Aber mit den Tropenkrankheiten soll man nicht spaßen. Da wäre zum Beispiel die Malaria, der Klassiker. Sie wird von der Anopheles-Mücke übertragen, unseren Schnaken nicht unähnlich, nur  schlauer. Versteckt in dunklen Ecken, wartet sie, die wie eine Figur aus einer griechischen Tragödie klingt, auf den unwiderstehlichen Duft von menschlichem Schweiß. Den, das kannst Du mir glauben, gibt es hier reichlich. Nach lautlosem Anflug erfolgt die Attacke unter der Gürtellinie – nein, nicht da! – sondern am Knöchel. Daher die Socken.

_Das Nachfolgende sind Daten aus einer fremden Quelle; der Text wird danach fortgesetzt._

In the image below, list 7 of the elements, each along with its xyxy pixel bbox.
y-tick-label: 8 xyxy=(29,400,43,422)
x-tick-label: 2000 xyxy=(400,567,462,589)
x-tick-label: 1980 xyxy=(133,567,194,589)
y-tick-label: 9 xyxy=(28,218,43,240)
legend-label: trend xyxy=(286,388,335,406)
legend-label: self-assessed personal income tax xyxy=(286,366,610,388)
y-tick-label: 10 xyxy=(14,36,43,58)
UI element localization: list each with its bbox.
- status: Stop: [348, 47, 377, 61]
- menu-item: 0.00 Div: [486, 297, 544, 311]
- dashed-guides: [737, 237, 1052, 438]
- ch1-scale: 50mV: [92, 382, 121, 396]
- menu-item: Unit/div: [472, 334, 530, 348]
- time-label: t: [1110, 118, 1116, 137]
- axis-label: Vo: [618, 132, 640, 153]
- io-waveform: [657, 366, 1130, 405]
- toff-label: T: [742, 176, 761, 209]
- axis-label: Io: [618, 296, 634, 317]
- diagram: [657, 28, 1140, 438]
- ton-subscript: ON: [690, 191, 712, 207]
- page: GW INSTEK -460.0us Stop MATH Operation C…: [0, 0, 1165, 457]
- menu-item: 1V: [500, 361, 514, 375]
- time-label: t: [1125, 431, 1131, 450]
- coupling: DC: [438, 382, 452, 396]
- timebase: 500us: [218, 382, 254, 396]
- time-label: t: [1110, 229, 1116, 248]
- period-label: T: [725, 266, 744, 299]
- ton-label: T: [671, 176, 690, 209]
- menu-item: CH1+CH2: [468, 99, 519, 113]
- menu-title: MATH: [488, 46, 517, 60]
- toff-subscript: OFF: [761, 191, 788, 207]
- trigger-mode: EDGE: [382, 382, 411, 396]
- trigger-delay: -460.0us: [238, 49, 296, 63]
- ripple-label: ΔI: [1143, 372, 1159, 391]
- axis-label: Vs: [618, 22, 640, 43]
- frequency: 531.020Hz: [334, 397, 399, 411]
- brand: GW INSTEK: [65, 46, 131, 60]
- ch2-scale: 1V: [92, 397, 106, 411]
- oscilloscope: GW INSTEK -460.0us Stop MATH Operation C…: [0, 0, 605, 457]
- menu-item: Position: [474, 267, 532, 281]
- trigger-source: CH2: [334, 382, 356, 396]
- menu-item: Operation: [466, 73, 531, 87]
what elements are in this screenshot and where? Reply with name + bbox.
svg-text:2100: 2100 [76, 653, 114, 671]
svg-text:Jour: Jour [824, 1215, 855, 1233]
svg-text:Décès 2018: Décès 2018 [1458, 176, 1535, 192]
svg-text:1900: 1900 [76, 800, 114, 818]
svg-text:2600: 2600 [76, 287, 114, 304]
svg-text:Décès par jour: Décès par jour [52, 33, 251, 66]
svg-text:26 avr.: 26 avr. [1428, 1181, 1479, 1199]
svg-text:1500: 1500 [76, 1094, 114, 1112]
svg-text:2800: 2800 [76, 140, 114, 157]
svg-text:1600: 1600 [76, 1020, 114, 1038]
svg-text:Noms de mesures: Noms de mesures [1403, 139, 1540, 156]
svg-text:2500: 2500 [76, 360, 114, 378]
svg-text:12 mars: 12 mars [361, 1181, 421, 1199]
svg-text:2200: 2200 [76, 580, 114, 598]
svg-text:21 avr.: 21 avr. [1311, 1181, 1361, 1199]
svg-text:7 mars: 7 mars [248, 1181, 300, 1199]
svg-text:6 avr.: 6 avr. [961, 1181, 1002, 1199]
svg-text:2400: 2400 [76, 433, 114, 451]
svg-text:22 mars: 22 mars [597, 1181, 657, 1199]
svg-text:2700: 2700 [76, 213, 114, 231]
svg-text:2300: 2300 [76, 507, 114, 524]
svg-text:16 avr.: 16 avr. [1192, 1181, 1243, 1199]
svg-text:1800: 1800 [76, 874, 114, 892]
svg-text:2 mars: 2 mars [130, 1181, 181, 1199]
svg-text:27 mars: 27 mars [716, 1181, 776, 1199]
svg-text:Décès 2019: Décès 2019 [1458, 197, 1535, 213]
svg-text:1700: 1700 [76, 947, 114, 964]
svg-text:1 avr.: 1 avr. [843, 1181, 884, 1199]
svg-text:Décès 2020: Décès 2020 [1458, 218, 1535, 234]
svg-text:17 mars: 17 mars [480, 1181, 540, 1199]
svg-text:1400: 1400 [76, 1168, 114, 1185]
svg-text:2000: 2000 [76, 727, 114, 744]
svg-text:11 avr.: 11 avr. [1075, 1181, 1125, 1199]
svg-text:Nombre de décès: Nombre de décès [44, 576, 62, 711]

Der Stich an sich ist nur mäßig aufregend, wohl aber das, was nach etwa 10 Tagen passiert. Abends legt man sich gesund ins Bett und erwacht am nächsten Morgen im festen Glauben, es herrsche ein Erdbeben, und die Teile des Betondachs knallten einem schon auf den Schädel. Tatsächlich ist das Beben nur der Schüttelfrost und die Schläge auf dem Kopf sind das Klappern der eigenen Zähne, das so kraftvoll ist, dass man sich wünscht, man hätte schon die Dritten und könnte sie mal für eine Weile ‘rausnehmen.

Die gute Nachricht ist: Wenn es einem so geht, weiß man wenigstens, was Sache ist. Leider kann aber auch hinter einem handelsüblichen Schnupfen Malaria stecken. Deshalb rennen Greenhorn & Co. anfangs bei jedem kräftigen Niesen ins nächstgelegene Krankenhaus und lassen sich testen.

Etwas perfider ist die Bilharziose, ein mieser kleiner Wurm, der in stehenden Gewässern lebt, durch die Haut eindringt und irgendwann, viele Jahre später innere Organe schädigt. Hatte ich schon Cholera erwähnt, die hier hin und wieder ausbricht, oder Lepra, deren Wirkung man bei manchen Bettlern sehen kann, die an der Ampel ans Autofenster klopfen? Nicht zu reden von Flussblindheit, Gelb- und Denguefieber und natürlich die Amöbenruhr.

Als ich über Weihnachten in Deutschland war und einen einfachen, langweiligen grippalen Infekt hatte, fühlte sich das wie der Besuch eines alten Bekannten an, der einem nichts mehr zu sagen hat. Was sind schon Husten, Schnupfen und Heiserkeit gegen irgendwelche widerlichen Fadenwürmer, die es sich in meinem Darm breit machen und die ich, wie Mietnomaden, nicht mehr loswerde?

Eine Krankheit, von der kein medizinisches Lexikon berichtet, die ich aber auch zu den tropischen zählen würde, ist der Computervirus. Während mir in Deutschland in 20 Jahren Arbeit am Computer noch nicht ein einziger begegnet ist, erzielte ein ghanaischer Kollege heute einen neuen Rekord. Auf dem USB-Stick, den er mir zwecks Datenaustausch gab, fand das Antivirenprogramm nicht weniger als 113 Viren und Trojaner.